What To Expect When You’re Expecting A PTBNL
After the trading deadline this year, the Royals were able to ship Jose Guillen and a boatload of cash to the San Francisco Giants.
So the Royals’ biggest headache of the past three years is gone. What’s in it for us?
The Royals netted a “player to be named later,” one of the most enigmatic phrases in baseball.
The beauty of it is that, like a box of chocolates, you never know what you’re gonna get. That’s the downside too, though. It’s a crapshoot.
And most of the time, the team on the receiving end of a PTBNL doesn’t hit a jackpot.
But it has happened. Players who were once “to be named later” sometimes become stars. Even superstars.
Former Royal Scott Podsednik was once a PTBNL, as was Coco Crisp (in fact, if you follow the “trading tree” that brought Crisp to Kansas City, you’ll see that he was traded to Boston for Ramon Ramirez; Ramirez had been acquired from Colorado for, you guessed it, a player to be named later, who turned out to be Jorge de la Rosa). Pitchers Jason Schmidt and Jeremy Bonderman were also PTBNLs, as was outfielder Moises Alou.

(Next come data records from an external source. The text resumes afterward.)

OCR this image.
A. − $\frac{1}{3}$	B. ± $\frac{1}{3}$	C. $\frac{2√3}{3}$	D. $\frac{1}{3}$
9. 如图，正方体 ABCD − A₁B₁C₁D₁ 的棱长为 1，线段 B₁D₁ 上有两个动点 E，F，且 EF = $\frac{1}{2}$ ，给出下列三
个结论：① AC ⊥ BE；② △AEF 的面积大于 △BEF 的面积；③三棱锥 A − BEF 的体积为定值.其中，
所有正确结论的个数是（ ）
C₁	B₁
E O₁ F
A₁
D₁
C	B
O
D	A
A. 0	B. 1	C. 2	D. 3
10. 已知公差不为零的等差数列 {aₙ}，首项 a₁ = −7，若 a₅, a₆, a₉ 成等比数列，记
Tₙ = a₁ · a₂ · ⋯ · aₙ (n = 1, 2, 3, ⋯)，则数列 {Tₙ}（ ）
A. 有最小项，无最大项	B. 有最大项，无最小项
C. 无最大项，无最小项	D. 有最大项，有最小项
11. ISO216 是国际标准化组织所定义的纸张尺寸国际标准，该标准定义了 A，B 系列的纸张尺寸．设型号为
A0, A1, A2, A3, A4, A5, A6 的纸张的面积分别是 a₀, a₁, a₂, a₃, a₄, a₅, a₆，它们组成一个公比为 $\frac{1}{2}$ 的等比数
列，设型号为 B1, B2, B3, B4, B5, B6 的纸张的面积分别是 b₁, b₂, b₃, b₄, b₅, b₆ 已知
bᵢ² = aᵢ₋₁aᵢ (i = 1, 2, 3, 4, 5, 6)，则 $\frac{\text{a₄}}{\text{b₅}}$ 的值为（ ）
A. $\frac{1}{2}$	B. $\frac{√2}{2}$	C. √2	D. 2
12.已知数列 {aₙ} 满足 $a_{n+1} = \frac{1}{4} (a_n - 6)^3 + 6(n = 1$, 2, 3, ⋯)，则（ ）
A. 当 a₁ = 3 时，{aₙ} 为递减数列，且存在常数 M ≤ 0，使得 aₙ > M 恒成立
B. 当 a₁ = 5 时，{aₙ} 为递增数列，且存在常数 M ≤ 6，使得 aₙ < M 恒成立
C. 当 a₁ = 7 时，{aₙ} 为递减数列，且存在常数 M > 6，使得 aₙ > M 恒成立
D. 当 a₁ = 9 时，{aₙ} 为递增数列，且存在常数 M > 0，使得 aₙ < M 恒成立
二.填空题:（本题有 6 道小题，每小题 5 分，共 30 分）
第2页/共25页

But perhaps the most successful PTBNL was David Arias.
Arias was a farmhand in the Seattle Mariners system when he became the player to be named later in a trade where the Mariners acquired Dave Hollins from the Minnesota Twins (Hollins, by the way, is probably best known for going on the disabled list for a spider bite).
Arias, a power-hitting first baseman, told his new team that he’d rather go by his other name: David Ortiz.

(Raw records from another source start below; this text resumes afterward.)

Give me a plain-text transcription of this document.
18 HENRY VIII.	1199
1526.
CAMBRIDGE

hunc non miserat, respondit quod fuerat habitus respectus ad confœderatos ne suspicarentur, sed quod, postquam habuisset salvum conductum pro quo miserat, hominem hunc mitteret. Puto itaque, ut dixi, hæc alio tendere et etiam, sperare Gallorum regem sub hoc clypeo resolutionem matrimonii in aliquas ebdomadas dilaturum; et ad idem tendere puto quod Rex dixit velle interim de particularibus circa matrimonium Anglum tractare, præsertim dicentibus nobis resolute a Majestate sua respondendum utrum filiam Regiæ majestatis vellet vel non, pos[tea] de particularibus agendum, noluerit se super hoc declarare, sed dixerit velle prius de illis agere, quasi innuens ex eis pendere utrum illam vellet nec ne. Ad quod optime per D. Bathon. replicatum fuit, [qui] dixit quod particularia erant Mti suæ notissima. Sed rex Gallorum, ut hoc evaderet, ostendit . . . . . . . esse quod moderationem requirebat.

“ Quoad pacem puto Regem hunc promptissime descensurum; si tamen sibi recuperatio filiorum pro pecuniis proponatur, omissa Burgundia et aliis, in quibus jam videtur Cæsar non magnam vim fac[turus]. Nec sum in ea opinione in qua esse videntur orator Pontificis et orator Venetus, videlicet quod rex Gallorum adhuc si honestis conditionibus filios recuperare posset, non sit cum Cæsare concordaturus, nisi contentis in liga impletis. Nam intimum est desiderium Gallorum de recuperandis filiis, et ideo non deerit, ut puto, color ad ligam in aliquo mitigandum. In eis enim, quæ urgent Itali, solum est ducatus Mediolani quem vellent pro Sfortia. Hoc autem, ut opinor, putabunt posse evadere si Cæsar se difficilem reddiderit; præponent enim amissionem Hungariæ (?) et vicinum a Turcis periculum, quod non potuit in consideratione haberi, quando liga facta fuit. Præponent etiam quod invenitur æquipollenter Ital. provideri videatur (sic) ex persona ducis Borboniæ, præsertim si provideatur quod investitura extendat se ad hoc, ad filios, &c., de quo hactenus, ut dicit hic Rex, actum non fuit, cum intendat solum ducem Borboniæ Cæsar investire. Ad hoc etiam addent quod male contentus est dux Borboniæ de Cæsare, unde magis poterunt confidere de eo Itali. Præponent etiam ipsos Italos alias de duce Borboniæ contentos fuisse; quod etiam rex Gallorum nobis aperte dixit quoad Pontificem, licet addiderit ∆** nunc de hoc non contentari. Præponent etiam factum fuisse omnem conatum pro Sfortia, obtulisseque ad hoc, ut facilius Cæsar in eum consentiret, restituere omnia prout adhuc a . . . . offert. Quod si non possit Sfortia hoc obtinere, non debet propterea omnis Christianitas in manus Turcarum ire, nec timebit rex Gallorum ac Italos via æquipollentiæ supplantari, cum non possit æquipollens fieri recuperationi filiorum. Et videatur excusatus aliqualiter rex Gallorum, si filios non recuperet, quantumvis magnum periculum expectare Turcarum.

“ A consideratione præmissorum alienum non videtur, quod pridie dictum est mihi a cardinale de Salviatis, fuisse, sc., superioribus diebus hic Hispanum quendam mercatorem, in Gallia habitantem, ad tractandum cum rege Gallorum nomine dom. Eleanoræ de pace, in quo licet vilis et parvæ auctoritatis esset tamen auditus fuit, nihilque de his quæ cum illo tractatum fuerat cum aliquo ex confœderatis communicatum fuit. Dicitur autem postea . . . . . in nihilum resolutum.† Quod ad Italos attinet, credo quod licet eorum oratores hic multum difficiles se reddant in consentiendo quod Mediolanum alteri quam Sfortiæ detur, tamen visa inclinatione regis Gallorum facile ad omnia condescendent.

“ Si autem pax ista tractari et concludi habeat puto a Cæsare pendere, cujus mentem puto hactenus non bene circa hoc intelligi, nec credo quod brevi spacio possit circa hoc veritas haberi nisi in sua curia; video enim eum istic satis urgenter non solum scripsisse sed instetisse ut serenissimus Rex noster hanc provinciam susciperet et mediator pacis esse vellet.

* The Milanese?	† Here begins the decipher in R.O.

That’s right. Big Papi, who of course would go on to be a superstar for the Boston Red Sox, was a player to be named later.
So it could happen. It’s not bloody likely, but it could happen.
Here are a few scenarios the Royals could experience when they discover the identity of their player to be named later.
Worst-case scenario: a light-hitting middle infielder with zero power and even less potential.
Reasonable scenario: a bullpen arm who may or may not be able to help the Royals in the long run.
Best-case, fantasy-world scenario: the next Big Papi.